Legal Bills Not Entirely Exempt from Public Records Law
The Supreme Court ruled today that some information in billing records from private lawyers who did legal work for the City of Vermillion is not exempt from disclosure by attorney-client privilege, and therefore is subject to disclosure under the state public records act.
After leaving office in December 2009, the former mayor of Vermillion, Jean Anderson, believed that the administration of the new mayor, Eileen Bulan, was spending more money on legal counsel with a new firm she had hired to represent the city. In order to subject the city’s finances to public scrutiny, Anderson made several public records requests of the new administration seeking certain records, including “all itemized billing statements” received from both the old law firm and the new one that Mayor Bulan’s administration had hired.
The city denied the request, stating that the records were exempt from disclosure under the state public records law because the records were private communications between the city and its attorneys. A separate provision of Ohio law grants privacy to certain communications between lawyers and their clients, and this exemption is known as the attorney-client privilege.
In September 2010, Anderson filed a lawsuit in the Sixth District Court of Appeals asking the court to order the city to provide copies of portions of the billing records that did not contain information that was privileged. She also asked the court to order the city to pay damages and attorney fees.
After examining the billing records privately, the appeals court granted summary judgment in favor of the city and dismissed the lawsuit. Anderson appealed to the Ohio Supreme Court.
“The attorney fee billings that have been requested will provide transparency to the
government operations of the City of Vermilion, and allow the public the right to
scrutinize the nature and extent of legal fees that are being incurred by the City,” lawyers for Anderson argued in briefs filed with the Ohio Supreme Court. “There is no doubt the taxpayers have a right to determine whether their government is being operated in a prudent fashion, or whether the City is paying excessively for the legal representation they receive.”

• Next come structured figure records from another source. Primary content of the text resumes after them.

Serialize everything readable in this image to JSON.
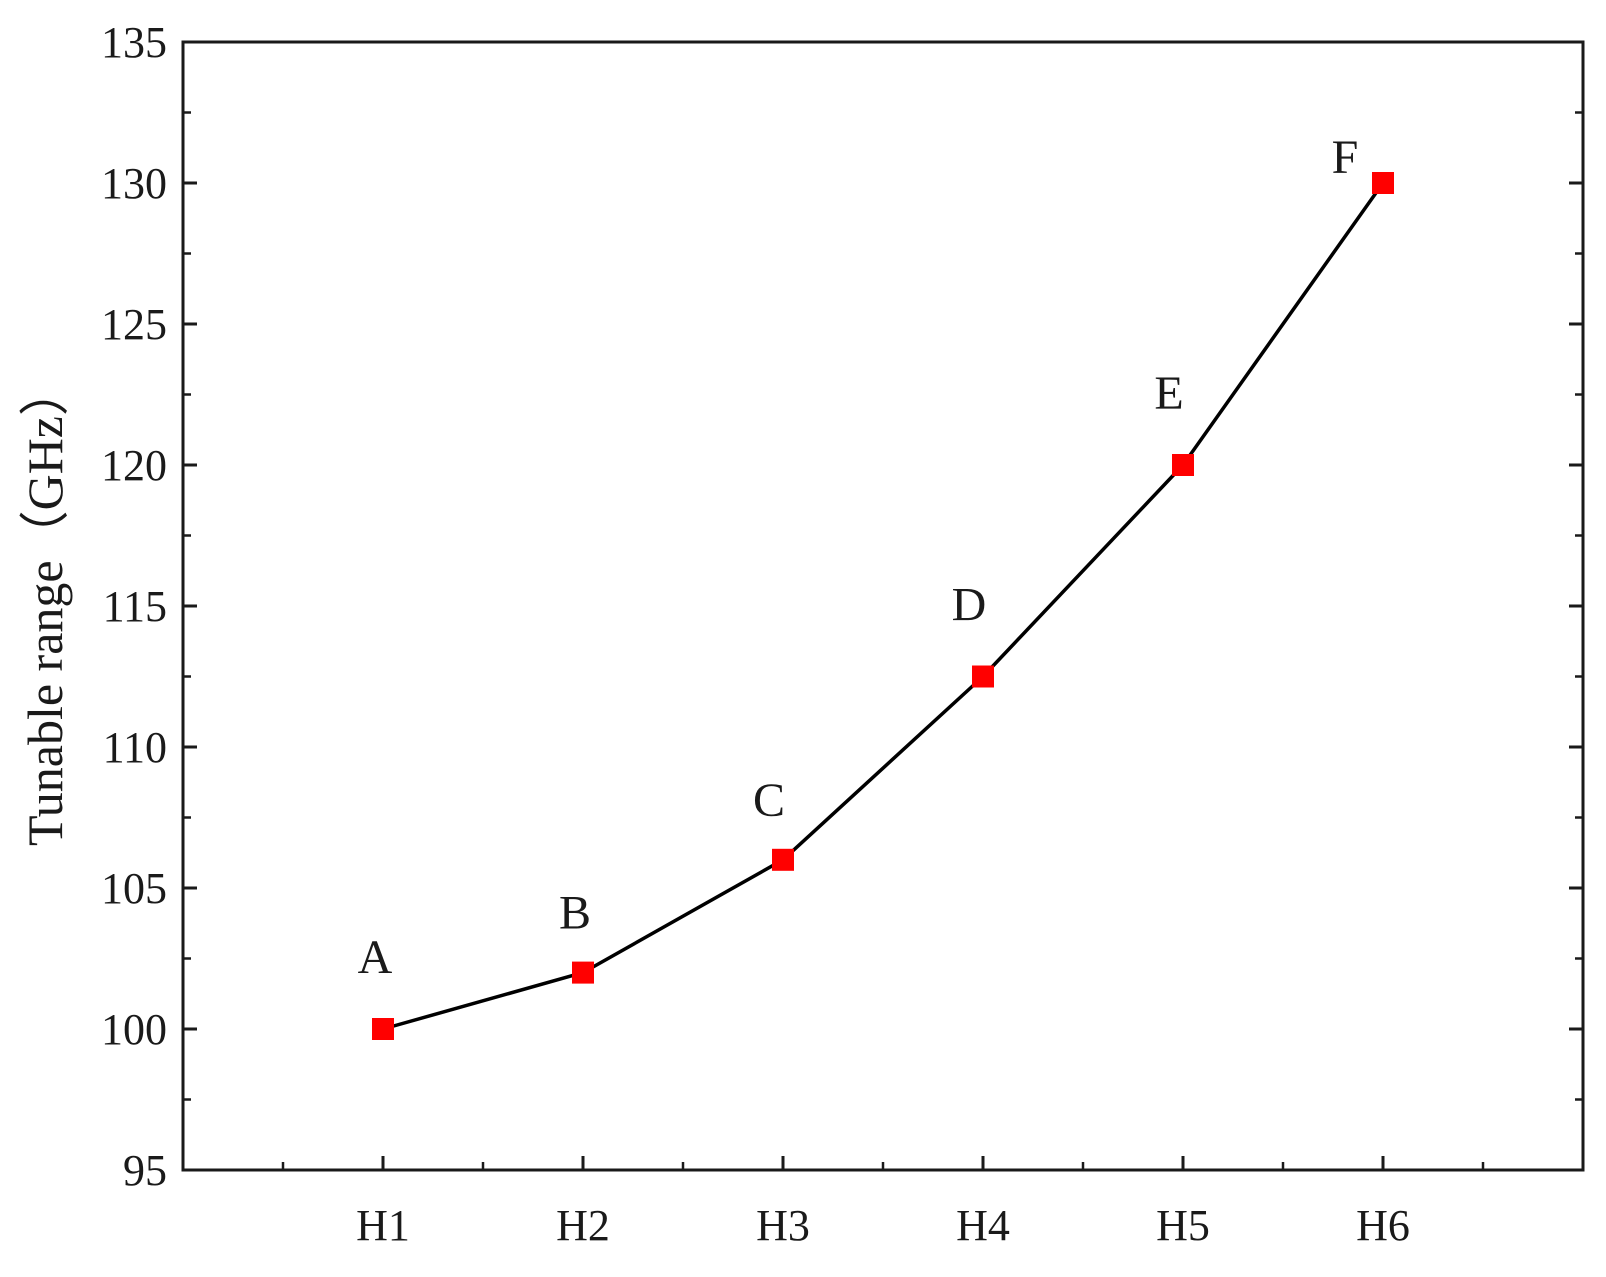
{
  "chart_data": {
    "type": "line",
    "title": "",
    "xlabel": "",
    "ylabel": "Tunable range（GHz）",
    "categories": [
      "H1",
      "H2",
      "H3",
      "H4",
      "H5",
      "H6"
    ],
    "series": [
      {
        "values": [
          100,
          102,
          106,
          112.5,
          120,
          130
        ],
        "point_labels": [
          "A",
          "B",
          "C",
          "D",
          "E",
          "F"
        ],
        "line_color": "#000000",
        "marker": "square",
        "marker_color": "#ff0000"
      }
    ],
    "ylim": [
      95,
      135
    ],
    "yticks": [
      95,
      100,
      105,
      110,
      115,
      120,
      125,
      130,
      135
    ],
    "yticks_minor_step": 2.5,
    "x_minor_ticks": "between categories",
    "grid": false,
    "legend": "none"
  }
}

In a unanimous opinion that was not assigned to a particular justice (per curiam), the Supreme Court ruled today that the court of appeals erred in granting summary judgment in favor of the city and that some of the billing records are subject to release.

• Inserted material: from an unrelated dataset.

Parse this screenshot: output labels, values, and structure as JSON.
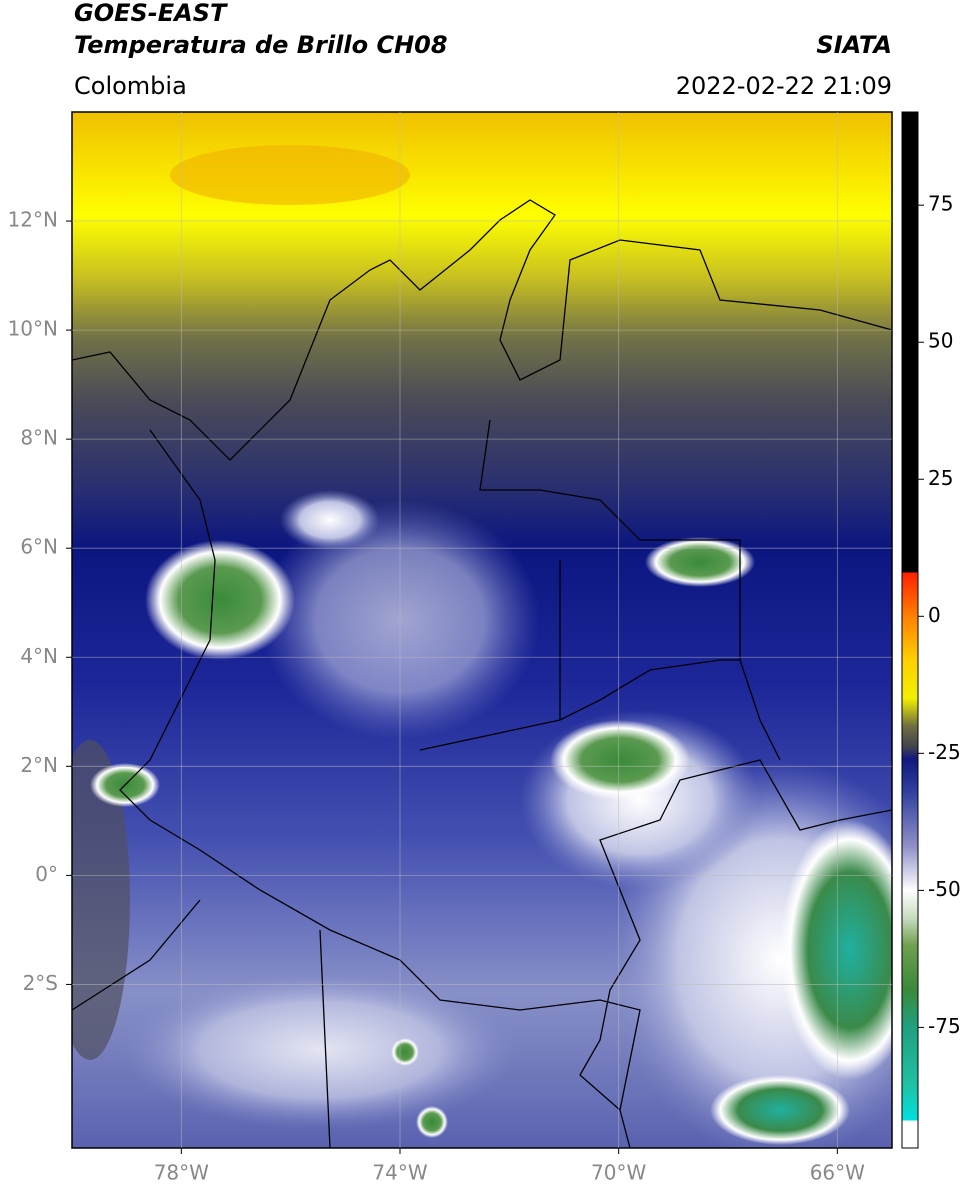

“Under the Public Records Act, insofar as these itemized attorney-billing statements contain nonexempt information, e.g., the general title of the matter being handled, the dates the services were performed, and the hours, rate, and money charged for the services, they should have been disclosed to Anderson,” the court wrote. Quoting the Ohio Public Records Act (R.C. 149.43(B)(1)), the opinion stated: “’If a public record contains information that is exempt from the duty to permit public inspection or to copy the public record, the public office or the person responsible for the public record shall make available all of the information within the public record that is not exempt.’”
The court dismissed arguments by the city of Vermillion that the issue was moot because the city had subsequently released some records, that redacting the attorney-client privileged portions of the records would render the remaining information “meaningless,” and that the billing statements were so intertwined with attorney-client privileged information as to be inseparable.
“[T]he court of appeals erred in denying Anderson’s motion for summary judgment and granting summary judgment in favor of the city on Anderson’s public-records mandamus claim. Anderson established her entitlement to a writ of mandamus to compel Vermilion to provide her with copies of the nonexempt portions of the requested itemized attorney-billing statements,” the Supreme Court ruled.
However, the opinion went on to deny Anderson’s request for statutory damages and attorney fees.
The court explained that in denying Anderson’s request for the billing records, the city and the court of appeals had relied on a previous Ohio Supreme Court case, State ex rel. Dawson v. Bloom-Carroll Local School Dist, in which the court had held that the narrative portions of itemized attorney-billing statements containing descriptions of legal services performed by counsel for a client are protected by the attorney-client privilege.
However the court found that the facts in the Dawson case were substantially different.
In denying damages and fees in this case, the court ruled that the error on the part of the court of appeals was not an abuse of its discretion and “a well-informed public office could have reasonably believed, based on our decision in Dawson … that the nonexempt portions of the attorney-billing statements could be withheld from disclosure.”
Please note: Opinion summaries are prepared by the Office of Public Information for the general public and news media. Opinion summaries are not prepared for every opinion, but only for noteworthy cases. Opinion summaries are not to be considered as official headnotes or syllabi of court opinions. The full text of this and other court opinions are available online.
2012-0943. State ex rel. Anderson v. Vermilion, Slip Opinion No. 2012-Ohio-5320.
Erie App. No. E-10-040, 2012-Ohio-1868. Judgment affirmed in part and reversed in part, and cause remanded.
O’Connor, C.J., and Pfeifer, Lundberg Stratton, O’Donnell, Lanzinger, Cupp, and McGee Brown, JJ., concur.